Но, конечно, для нас убедительнее мнение Ю.М. Лотмана, который в книге «Беседы о русской культуре» показывает, что во времена Пушкина не только искусство и особенно театр пронизывали жизнь, уподобляя ее себе, но и что, например, карточная игра выступала своеобразной моделью мира.
«Есть эпохи, — пишет Лотман, — когда искусство властно вторгается в быт, эстетизируя повседневное течение жизни: Возрождение, барокко, романтизм, искусство начала XX века. Это вторжение имеет много последствий. С ним, видимо, связаны взрывы художественной талантливости, которые приходятся на эти эпохи. Конечно, не только театр оказывал мощное воздействие на проникновение искусства в жизнь интересующей нас эпохи: не меньшую роль здесь сыграли скульптура и — в особенности — поэзия. Только на фоне мощного вторжения поэзии в жизнь русского дворянства начала XIX века понятно и объяснимо колоссальное явление Пушкина...

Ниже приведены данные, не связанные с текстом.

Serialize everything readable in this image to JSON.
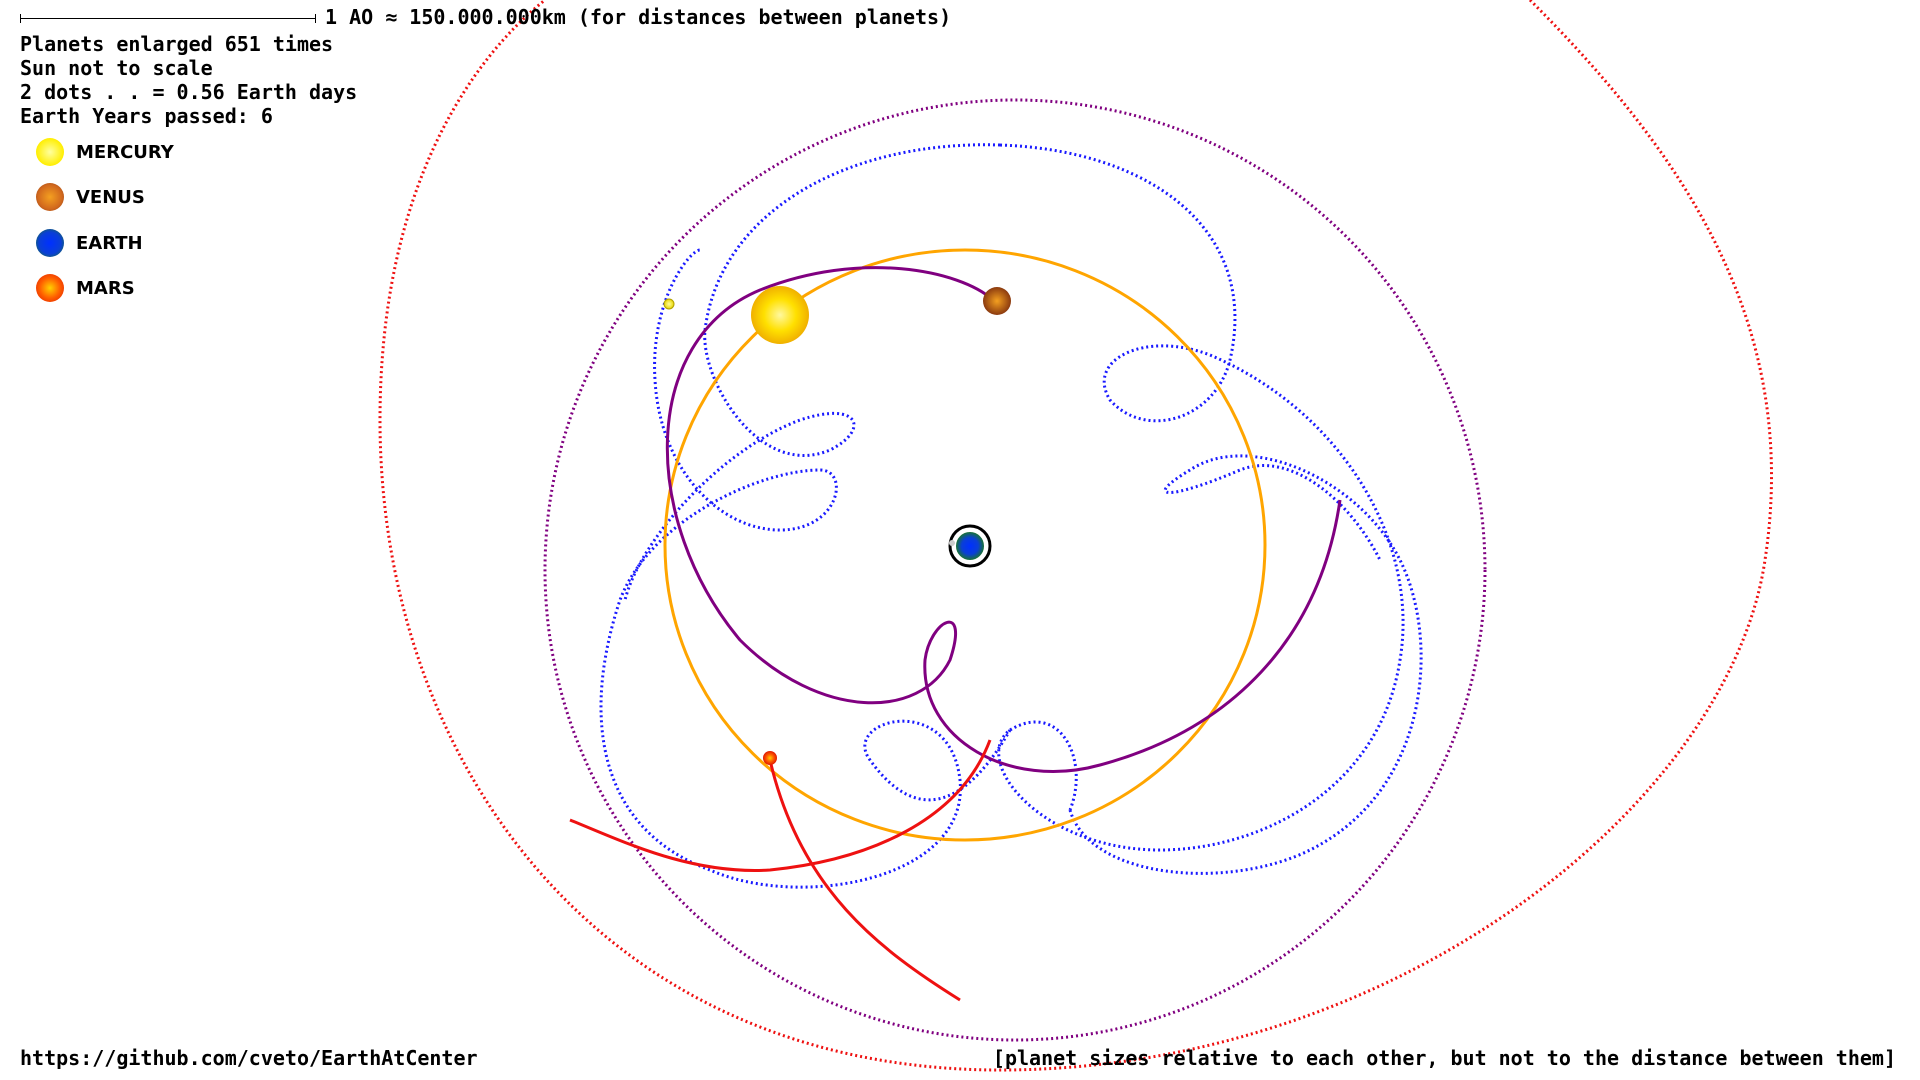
{
  "scale": {
    "label": "1 AO ≈ 150.000.000km (for distances between planets)"
  },
  "info": {
    "enlarged": "Planets enlarged 651 times",
    "sun_scale": "Sun not to scale",
    "dots": "2 dots . . = 0.56 Earth days",
    "years": "Earth Years passed: 6"
  },
  "legend": [
    {
      "label": "MERCURY",
      "color": "#ffee00",
      "edge": "#e8d400"
    },
    {
      "label": "VENUS",
      "color": "#d2691e",
      "edge": "#8b3a0f"
    },
    {
      "label": "EARTH",
      "color": "#0a3fd6",
      "edge": "#1a7a1a"
    },
    {
      "label": "MARS",
      "color": "#ff3a00",
      "edge": "#e02000"
    }
  ],
  "footer": {
    "link": "https://github.com/cveto/EarthAtCenter",
    "note": "[planet sizes relative to each other, but not to the distance between them]"
  },
  "colors": {
    "sun_orbit": "#ffa500",
    "mercury_path": "#1a1aff",
    "venus_path": "#800080",
    "mars_path": "#ee1111",
    "sun": "#ffd700"
  }
}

Взгляд на реальную жизнь как на спектакль не только давал человеку возможность избирать амплуа индивидуального поведения, но и наполнял его ожиданием событий. Сюжетность, то есть возможность неожиданных происшествий, неожиданных поворотов, становилась нормой... Именно потому, что театральная жизнь отличается от бытовой, взгляд на жизнь как на спектакль давал человеку новые возможности поведения. Бытовая жизнь по сравнению с театральной выступала как неподвижная: события, происшествия в ней или не происходили совсем, или были редкими выпадениями из нормы. Сотни людей могли прожить всю жизнь, не переживая ни одного "события". Движимая законами обычая, бытовая жизнь заурядного дворянина XVIII века была "бессюжетна". Театральная жизнь представляла собой цепь событий. Человек театра не был пассивным участником безлико текущего хода времени: освобожденный от бытовой жизни, он вел бытие исторического лица — сам выбирал свой тип поведения, активно воздействовал на окружающий его мир, погибал или добивался успеха... модель театрального поведения, превращая человека в действующее лицо, освобождала его от автоматической власти группового поведения, обычая» [92. С. 198—199].